Quantum-Centric Computational Study of Methylene Singlet and Triplet States

Abstract

This study involves quantum simulations of the dissociation of the ground-state triplet and first excited singlet states of the CH₂ molecule (methylene), which are relevant for interstellar and combustion chemistry. These were modeled as (6e, 23o) systems using 52 qubits on a quantum processor by applying the sample-based quantum diagonalization (SQD) method within a quantum-centric supercomputing framework. We evaluated the ability of SQD to provide accurate results of the singlet-triplet gap in comparison to selected configuration interaction (SCI) calculations and experimental values. To our knowledge, this is the first study of an open-shell system (the CH₂ triplet) using SQD. To obtain accurate energy values, we implemented post-SQD orbital optimization and employed a warm-start approach using previously converged states.
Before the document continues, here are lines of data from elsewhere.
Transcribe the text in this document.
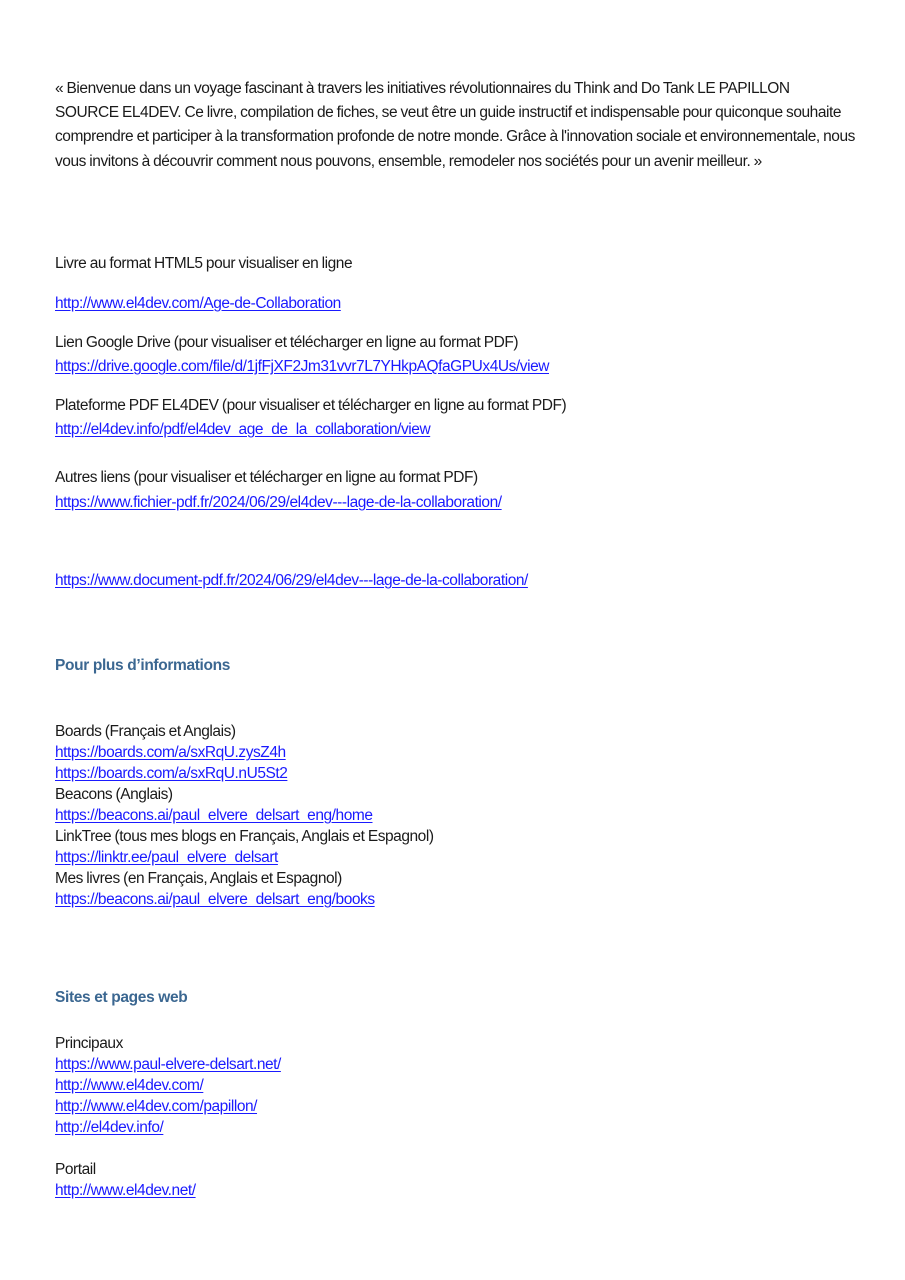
« Bienvenue dans un voyage fascinant à travers les initiatives révolutionnaires du Think and Do Tank LE PAPILLON SOURCE EL4DEV. Ce livre, compilation de fiches, se veut être un guide instructif et indispensable pour quiconque souhaite comprendre et participer à la transformation profonde de notre monde. Grâce à l'innovation sociale et environnementale, nous vous invitons à découvrir comment nous pouvons, ensemble, remodeler nos sociétés pour un avenir meilleur. »

Livre au format HTML5 pour visualiser en ligne
http://www.el4dev.com/Age-de-Collaboration
Lien Google Drive (pour visualiser et télécharger en ligne au format PDF)
https://drive.google.com/file/d/1jfFjXF2Jm31vvr7L7YHkpAQfaGPUx4Us/view
Plateforme PDF EL4DEV (pour visualiser et télécharger en ligne au format PDF)
http://el4dev.info/pdf/el4dev_age_de_la_collaboration/view
Autres liens (pour visualiser et télécharger en ligne au format PDF)
https://www.fichier-pdf.fr/2024/06/29/el4dev---lage-de-la-collaboration/
https://www.document-pdf.fr/2024/06/29/el4dev---lage-de-la-collaboration/
Pour plus d’informations
Boards (Français et Anglais)
https://boards.com/a/sxRqU.zysZ4h
https://boards.com/a/sxRqU.nU5St2
Beacons (Anglais)
https://beacons.ai/paul_elvere_delsart_eng/home
LinkTree (tous mes blogs en Français, Anglais et Espagnol)
https://linktr.ee/paul_elvere_delsart
Mes livres (en Français, Anglais et Espagnol)
https://beacons.ai/paul_elvere_delsart_eng/books
Sites et pages web
Principaux
https://www.paul-elvere-delsart.net/
http://www.el4dev.com/
http://www.el4dev.com/papillon/
http://el4dev.info/
Portail
http://www.el4dev.net/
The results for the singlet state dissociation were highly accurate, differing by only a few milli-Hartrees from the SCI reference values. Similarly, the SQD-calculated singlet-triplet energy gap aligned well with both experimental and SCI values, underscoring the method’s capability to capture key features of CH₂ chemistry. However, the triplet state exhibited greater variability, likely due to differences in bit-string handling within the SQD method for open- versus closed-shell systems and the inherently complex wavefunction character of the triplet state. These findings highlight the strengths and limitations of SQD for modeling open-shell systems while laying a foundation for its application in large-scale electronic structure studies using quantum algorithms.